- Tom Homan est le chef de l’ICE et le « tsar des frontières » de Donald Trump.
- Il défend les expulsions et les opérations de son agence.
- Cela survient également après un incident mortel survenu à Minneapolis.
- Pour Homan, faire appliquer les politiques de Trump est une mission de vie.
Tom Homan est l’homme de la politique d’expulsion de Trump. Après l’opération meurtrière de l’ICE à Minneapolis mercredi, l’homme de 64 ans a déclaré : Il ne peut pas surveiller chaque opération, mais il est convaincu que les agents de l’ICE font ce qu’il faut. “Depuis tout mon mandat, je n’ai pas vu un seul cas dans lequel un agent de l’ICE aurait agi de manière inappropriée.”
Homan a une longue carrière dans la protection des frontières et devrait être conscient du « comportement inapproprié » de la part d’au moins des agents individuels de l’ICE. Immédiatement après la fusillade à Minneapolis, il a également souligné dans une interview qu’il fallait attendre les résultats de l’enquête sur le comportement controversé du tireur d’ICE ; toute autre chose ne serait « pas professionnelle ».
Poursuite des opérations ICE
Peu de temps après, Homan a adopté la ligne de l’administration Trump. « Comme tous les Américains, nos officiers ont le droit de se défendre », a-t-il déclaré.
Minneapolis est le résultat de « rhétoriques haineuses et d’attaques violentes » contre ses responsables des migrations.
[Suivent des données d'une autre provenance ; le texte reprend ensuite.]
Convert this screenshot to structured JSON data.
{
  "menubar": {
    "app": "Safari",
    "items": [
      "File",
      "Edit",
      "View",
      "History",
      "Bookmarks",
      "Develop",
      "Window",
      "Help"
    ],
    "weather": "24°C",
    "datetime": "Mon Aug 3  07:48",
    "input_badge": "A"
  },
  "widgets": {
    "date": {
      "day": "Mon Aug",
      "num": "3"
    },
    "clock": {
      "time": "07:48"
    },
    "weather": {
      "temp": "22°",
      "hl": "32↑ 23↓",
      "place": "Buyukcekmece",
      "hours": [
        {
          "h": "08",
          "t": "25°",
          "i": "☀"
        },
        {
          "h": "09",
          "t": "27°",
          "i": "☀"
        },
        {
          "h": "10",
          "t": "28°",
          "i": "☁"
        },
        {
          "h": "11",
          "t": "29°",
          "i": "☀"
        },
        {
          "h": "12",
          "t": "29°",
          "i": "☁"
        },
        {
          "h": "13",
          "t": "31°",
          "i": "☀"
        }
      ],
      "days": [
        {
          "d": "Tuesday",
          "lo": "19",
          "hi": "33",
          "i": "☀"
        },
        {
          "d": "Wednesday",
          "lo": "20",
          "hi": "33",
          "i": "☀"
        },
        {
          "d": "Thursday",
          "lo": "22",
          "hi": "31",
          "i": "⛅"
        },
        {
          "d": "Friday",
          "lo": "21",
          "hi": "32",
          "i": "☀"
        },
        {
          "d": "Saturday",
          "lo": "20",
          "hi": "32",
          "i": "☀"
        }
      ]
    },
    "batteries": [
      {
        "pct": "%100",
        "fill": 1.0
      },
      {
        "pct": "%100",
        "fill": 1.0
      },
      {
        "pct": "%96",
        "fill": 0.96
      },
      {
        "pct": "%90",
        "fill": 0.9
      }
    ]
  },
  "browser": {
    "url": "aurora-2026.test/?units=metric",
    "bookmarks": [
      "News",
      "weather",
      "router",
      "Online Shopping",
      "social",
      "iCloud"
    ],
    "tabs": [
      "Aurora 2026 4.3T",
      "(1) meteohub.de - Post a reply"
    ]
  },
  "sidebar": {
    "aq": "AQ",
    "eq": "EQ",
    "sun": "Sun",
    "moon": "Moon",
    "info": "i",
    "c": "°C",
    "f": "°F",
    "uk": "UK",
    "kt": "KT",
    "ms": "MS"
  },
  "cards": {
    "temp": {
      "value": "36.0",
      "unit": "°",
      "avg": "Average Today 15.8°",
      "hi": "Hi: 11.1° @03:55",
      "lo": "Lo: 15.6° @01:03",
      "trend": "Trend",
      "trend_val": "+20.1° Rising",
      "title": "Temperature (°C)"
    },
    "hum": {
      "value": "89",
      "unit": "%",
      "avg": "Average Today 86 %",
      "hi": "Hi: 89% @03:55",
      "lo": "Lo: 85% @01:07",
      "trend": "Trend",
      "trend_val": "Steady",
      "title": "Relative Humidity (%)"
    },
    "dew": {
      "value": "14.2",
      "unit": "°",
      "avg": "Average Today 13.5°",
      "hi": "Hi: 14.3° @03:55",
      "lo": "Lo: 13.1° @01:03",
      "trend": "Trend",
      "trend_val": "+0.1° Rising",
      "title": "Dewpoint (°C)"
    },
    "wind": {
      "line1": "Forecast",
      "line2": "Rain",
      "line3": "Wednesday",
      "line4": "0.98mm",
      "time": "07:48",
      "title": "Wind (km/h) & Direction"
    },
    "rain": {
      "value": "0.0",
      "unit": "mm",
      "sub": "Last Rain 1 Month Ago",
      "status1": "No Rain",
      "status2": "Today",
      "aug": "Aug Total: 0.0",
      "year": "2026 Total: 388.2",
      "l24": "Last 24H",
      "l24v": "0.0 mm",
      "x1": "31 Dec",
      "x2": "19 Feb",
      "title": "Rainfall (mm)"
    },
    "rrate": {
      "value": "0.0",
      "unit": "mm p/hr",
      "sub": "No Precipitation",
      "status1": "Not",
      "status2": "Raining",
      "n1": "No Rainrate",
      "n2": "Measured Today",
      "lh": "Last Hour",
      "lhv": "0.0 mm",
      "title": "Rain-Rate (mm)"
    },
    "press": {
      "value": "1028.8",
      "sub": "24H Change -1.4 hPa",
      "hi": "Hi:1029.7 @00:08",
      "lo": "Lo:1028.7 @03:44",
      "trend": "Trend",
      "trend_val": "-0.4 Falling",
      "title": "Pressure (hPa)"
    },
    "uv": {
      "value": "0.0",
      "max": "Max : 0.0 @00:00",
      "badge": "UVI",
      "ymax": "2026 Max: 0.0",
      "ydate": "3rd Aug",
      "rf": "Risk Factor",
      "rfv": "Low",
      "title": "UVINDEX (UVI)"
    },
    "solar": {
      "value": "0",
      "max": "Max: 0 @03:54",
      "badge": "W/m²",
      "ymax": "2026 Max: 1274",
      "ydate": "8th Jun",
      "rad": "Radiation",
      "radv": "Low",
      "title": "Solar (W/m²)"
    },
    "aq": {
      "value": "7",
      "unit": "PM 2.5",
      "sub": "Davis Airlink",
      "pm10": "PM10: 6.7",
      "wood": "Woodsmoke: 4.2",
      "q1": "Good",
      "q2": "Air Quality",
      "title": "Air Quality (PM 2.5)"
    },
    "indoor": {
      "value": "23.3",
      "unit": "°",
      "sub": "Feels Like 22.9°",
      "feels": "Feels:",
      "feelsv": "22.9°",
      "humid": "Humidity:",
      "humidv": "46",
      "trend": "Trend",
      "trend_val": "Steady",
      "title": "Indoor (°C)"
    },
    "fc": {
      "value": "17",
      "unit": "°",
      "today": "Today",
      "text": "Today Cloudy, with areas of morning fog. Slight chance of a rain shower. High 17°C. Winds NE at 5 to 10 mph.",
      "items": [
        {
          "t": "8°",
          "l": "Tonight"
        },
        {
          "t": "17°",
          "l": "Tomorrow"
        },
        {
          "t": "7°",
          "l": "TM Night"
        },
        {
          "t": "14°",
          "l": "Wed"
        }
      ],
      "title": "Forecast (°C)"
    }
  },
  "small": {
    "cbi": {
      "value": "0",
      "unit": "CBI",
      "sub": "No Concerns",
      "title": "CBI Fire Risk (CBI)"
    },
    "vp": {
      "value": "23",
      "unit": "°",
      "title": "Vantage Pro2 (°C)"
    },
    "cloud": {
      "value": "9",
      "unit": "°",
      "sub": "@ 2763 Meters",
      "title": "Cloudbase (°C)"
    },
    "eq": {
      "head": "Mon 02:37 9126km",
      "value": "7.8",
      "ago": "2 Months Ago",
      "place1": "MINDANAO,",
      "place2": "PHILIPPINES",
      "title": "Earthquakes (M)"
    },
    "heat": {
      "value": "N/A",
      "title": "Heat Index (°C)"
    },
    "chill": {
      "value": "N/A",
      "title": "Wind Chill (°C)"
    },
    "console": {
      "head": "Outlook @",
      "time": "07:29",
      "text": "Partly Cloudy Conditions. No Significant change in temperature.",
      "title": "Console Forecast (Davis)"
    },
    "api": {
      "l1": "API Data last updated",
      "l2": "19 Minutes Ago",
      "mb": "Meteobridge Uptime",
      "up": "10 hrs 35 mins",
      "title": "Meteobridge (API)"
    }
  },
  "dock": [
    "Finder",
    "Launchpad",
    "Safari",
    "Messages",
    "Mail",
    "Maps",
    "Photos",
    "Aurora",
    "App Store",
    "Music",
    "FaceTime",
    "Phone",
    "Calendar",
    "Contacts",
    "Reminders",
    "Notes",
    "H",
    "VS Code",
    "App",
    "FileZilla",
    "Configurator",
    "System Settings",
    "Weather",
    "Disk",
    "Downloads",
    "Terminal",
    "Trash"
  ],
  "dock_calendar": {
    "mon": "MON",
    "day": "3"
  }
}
Les déclarations du gouvernement américain contrastent fortement avec la représentation de la ville de Minneapolis.
Homan a clairement indiqué que les opérations d’ICE à Minneapolis se poursuivraient « sans excuses ». Les protestations contre l’ICE sont légitimes, mais toute obstruction, ingérence ou menace contre les agents aura des conséquences.
La déportation comme mission de vie d’Homan
Les présentateurs de Fox aiment présenter l’homme du nord de l’État de New York comme « l’un des gars les plus durs que je connaisse ». Il a longtemps été connu comme le « tsar des frontières » du président, qui occupe « une position nébuleuse sans portée politique claire », écrit « The Economist ». Cette position ne nécessite pas de confirmation par le Sénat.
Aux côtés de Stephen Miller, partisan de la ligne dure anti-immigration et chef de cabinet adjoint de Trump, Homan conseille le président sur le contrôle de l’immigration aux frontières et l’application des mesures d’expulsion.
La promesse de campagne de Trump de mener à bien l’une des « plus grandes opérations d’expulsion de l’histoire » est la mission de sa vie : Homan a travaillé pendant des décennies dans le domaine de l’application des lois et de la sécurité des frontières et a des liens étendus avec le projet 2025, le plan de la Heritage Foundation pour le deuxième mandat de Trump.
Cet homme de 66 ans est issu d’une famille de policiers de West Carthage, dans l’État de New York, près de la frontière canadienne, et a rejoint le service des gardes-frontières en 1984. Lorsqu’il est devenu directeur par intérim de l’ICE lors du premier mandat de Trump, il a été le premier chef de l’agence des migrations à être issu de ses propres rangs.
Déclin drastique
Depuis que Trump a pris le pouvoir avec Homan à la barre, le nombre de passages illégaux des frontières aux États-Unis a considérablement diminué et les arrestations par l’Immigration and Customs Enforcement (ICE) ont doublé.
En décembre 2025, l’Agence américaine de sécurité intérieure (DHS) a signalé un total de plus de 622 000 expulsions formelles par l’ICE et les gardes-frontières. Le Migration Policy Institute (MPI) estime cependant le nombre d’expulsions pour l’exercice 2025 (qui s’est terminé en septembre) à environ 340 000.
En plus du nombre d’autoexpulsions, plus de 2,5 millions d’« étrangers illégaux » ont quitté les États-Unis l’année dernière, selon le DHS.
Lorsqu’il s’agit de faire respecter la loi, qu’est-ce qui est le plus important pour vous ?

Ann Guenter (gux) travaille depuis 2012 comme rédactrice étrangère pour 20 Minuten. Elle est également reporter internationale en chef depuis août 2015.